Fundraiser for genetic disorder EB held at Phoenecia restaurant
Well known West Seattle philanthropist Jill Vedder is a passionate supporter for research into a relatively rare genetic disorder, Epidermolysis Bullosa or EB. She brought that passion and her two daughters to a fundraising event that was held Sunday April 2 at the Phoenecia Restaurant in the Junction.
The event had participants take ice bath plunges (up to 3 minutes long) just outside the restaurant.
EB patient Patterson from Seattle was in attendance too, even bravely taking the plunge himself. It's easy to see why meeting people like Patterson generates so much compassion.
EB is life threatening and affects about 500,000 people globally. People with EB are lacking a protein in their skin that binds their skin together affecting them externally as well as internally. Their skin is extremely fragile and easily damaged. They must go through excruciating bandage changes every day.
Both Jill and Eddie Vedder (Pearl Jam), long time West Seattle residents got involved with the cause after Jill's childhood friend had a son who was born with EB. Jill said, "My oldest childhood friend, Ryan Fulmer, had a son, Mikey, born with EB. We got together to see what we could do. We started Heal EB, and then joined with another family and started the EB Research partnership (EBRP)."
EBRP is the largest global nonprofit funding research to discover treatments and cures for Epidermolysis Bullosa (EB), Founded in 2010 by a group of dedicated parents and Jill and Eddie Vedder, EBRP has raised $40 million and funded 120 EB research projects to date, impacting the clinical landscape with a 20x increase in the number of clinical trials in EB.
They came to participate in a fundraising effort in the form of a plunge into cold water called the Plunge for Elodie that has been held annually since 2018 and is now an international effort. It has surpassed $2 million raised for critical research.

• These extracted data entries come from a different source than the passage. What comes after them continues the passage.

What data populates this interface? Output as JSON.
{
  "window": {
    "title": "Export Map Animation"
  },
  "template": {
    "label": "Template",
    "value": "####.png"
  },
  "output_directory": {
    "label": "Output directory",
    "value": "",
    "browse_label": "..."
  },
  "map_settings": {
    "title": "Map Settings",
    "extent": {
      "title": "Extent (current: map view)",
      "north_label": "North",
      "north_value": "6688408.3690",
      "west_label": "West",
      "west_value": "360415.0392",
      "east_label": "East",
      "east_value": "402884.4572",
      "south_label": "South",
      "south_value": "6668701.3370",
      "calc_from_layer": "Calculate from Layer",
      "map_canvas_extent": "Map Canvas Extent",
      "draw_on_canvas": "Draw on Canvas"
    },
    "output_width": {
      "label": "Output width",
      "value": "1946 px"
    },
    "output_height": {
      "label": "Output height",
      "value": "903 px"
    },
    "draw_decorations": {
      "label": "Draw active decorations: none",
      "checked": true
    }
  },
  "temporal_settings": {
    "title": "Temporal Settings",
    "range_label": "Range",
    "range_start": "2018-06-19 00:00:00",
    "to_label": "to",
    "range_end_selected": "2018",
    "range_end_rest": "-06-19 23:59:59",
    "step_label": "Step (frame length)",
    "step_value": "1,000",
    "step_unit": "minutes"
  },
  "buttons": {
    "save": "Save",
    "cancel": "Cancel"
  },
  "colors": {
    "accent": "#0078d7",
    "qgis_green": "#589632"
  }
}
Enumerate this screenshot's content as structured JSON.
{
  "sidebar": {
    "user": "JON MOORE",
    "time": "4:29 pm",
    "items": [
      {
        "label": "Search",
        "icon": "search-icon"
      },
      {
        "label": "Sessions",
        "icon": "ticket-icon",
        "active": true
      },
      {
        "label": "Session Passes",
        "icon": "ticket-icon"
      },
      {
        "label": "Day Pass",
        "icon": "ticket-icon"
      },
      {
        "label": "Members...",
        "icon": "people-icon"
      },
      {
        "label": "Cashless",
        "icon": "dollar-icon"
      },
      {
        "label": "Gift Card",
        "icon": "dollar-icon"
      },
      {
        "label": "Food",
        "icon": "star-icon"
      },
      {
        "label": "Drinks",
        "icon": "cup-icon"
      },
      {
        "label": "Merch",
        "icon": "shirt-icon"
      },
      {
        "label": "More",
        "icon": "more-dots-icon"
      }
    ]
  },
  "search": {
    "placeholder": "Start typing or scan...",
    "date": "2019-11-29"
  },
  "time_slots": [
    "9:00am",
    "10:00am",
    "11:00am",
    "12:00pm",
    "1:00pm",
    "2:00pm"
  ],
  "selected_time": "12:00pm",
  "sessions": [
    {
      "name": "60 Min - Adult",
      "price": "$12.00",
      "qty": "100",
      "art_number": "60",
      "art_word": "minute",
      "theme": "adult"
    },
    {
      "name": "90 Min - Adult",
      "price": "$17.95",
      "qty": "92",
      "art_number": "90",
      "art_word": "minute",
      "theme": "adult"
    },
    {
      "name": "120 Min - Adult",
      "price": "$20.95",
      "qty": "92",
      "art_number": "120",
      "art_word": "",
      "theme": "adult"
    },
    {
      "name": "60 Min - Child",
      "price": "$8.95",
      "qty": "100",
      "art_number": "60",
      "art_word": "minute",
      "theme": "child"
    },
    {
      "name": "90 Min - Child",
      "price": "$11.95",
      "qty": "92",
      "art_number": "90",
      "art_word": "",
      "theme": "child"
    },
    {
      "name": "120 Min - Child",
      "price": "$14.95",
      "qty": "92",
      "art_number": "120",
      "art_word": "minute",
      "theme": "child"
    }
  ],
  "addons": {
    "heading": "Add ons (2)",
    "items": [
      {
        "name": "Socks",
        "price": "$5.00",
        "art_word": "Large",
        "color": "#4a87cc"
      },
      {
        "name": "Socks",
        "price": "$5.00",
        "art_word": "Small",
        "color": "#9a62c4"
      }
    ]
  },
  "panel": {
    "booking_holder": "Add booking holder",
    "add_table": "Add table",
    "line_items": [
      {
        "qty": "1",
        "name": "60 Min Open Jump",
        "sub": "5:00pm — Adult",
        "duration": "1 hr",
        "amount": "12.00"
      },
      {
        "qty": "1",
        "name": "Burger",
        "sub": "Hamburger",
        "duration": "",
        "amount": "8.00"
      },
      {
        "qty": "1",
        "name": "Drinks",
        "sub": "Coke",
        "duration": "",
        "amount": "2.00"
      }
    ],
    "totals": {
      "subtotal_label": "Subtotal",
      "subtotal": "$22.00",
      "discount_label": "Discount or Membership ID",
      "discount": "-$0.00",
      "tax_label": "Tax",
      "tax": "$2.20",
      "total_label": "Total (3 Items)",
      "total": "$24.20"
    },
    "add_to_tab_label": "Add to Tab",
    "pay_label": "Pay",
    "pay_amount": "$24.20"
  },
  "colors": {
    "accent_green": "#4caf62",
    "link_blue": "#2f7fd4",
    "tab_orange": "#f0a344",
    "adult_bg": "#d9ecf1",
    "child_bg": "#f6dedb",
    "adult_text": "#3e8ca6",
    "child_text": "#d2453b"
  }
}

Named after 6-year-old Elodie Kubik, who lives with a severe form of EB, the plunge began as a local effort in Wellesley, Massachusetts, organized by childhood friends of Elodie’s mom. They wanted to do more for the family than just offer emotional support, as they learned about EB and the larger rare disease community,
"A decade ago, when we started this, there were only two clinical trials and little hope for families. We now have over 40 clinical trials. We had our first approved treatment. And this year, we're looking at four different ones that are awaiting FDA approval. We have the research everywhere but Minnesota, Denver. Columbia and Stanford which has the Center for Curative and Definitive Medicine, and Doctors Jean Tang and Tony Oro. They truly believe that by the end of this decade, we could cure EB, and curing EB could potentially cure 7000 other rare genetic disorders. EB is just a one gene mutation, just one gene. So if you can fix that one, they believe that you can fix all of them. "
The primary tool, beyond the use of high tech bandages is a gene editing technique called CRSPR. Recent developments and improvements in the genome editing field have paved the way for the translation of various gene repair strategies.
That's more than hope. It's an impending reality for current patients and more. Two hundred children born today will not live to see their fifth birthday. So this could save lives even for the as yet unborn.
Jill shared a story from a Pearl Jam concert and an EB patient.
"It's funny because it's positive and also was terrifying for me in the moment. But, Mikey, my friend's son... came to one of my husband's concerts in California. And we had Mikey on stage and he was having the time of his life and he was jumping around and I was like, 'Oh my God, this kid is going to stage dive.' That would be the worst thing that could ever happen, and I was sick to my stomach like, I mean, if he bumps into something, he tears his skin.
And all of a sudden, I think Ed gave him a tambourine. The next thing. I know he's smashing this tambourine on. His head. I'm like, 'this is just gonna go terribly wrong. This is awful.' But he was having the best time of his life and then I think it was within a week later, there was a gentleman in the crowd named Doctor Jeffrey Heddles. And he reached out and said 'I was so inspired by seeing Mikey on stage', and he gave us half a million dollars."
Jill said the best way for people to get involved and see what's going on is through their social channels and website https://www.ebresearch.org
She noted that, "We've been given the highest charity ratings...every dollar that we do raise does go to research and we have a pretty small staff, but we've got a family that underwrites all of our office fees."
She is both hopeful about the research and realistic about the realties of the condition.
"There's so many rare diseases, so I'm not I'm not really sure about how that will all go down. I know that EB presents itself as one of the worst things you could ever see. They're literally in severe pain all day, you know, even bandage changes. They have to take bleach baths to get the the bandages off their skin, which has been infused because they've got open wounds all over their body. We're super fortunate that we've been able to help because my husband and the spotlight and the microphone that he has had, we've been able to bring so much attention to it. It has gotten the attention of scientists. So they're really focused on this one and they're the ones that tell us if you fix this one, you can fix all of them. So that's the goal. "
Team Phoenecia raised $7000 and Team Vedder has collectively raised $50,000.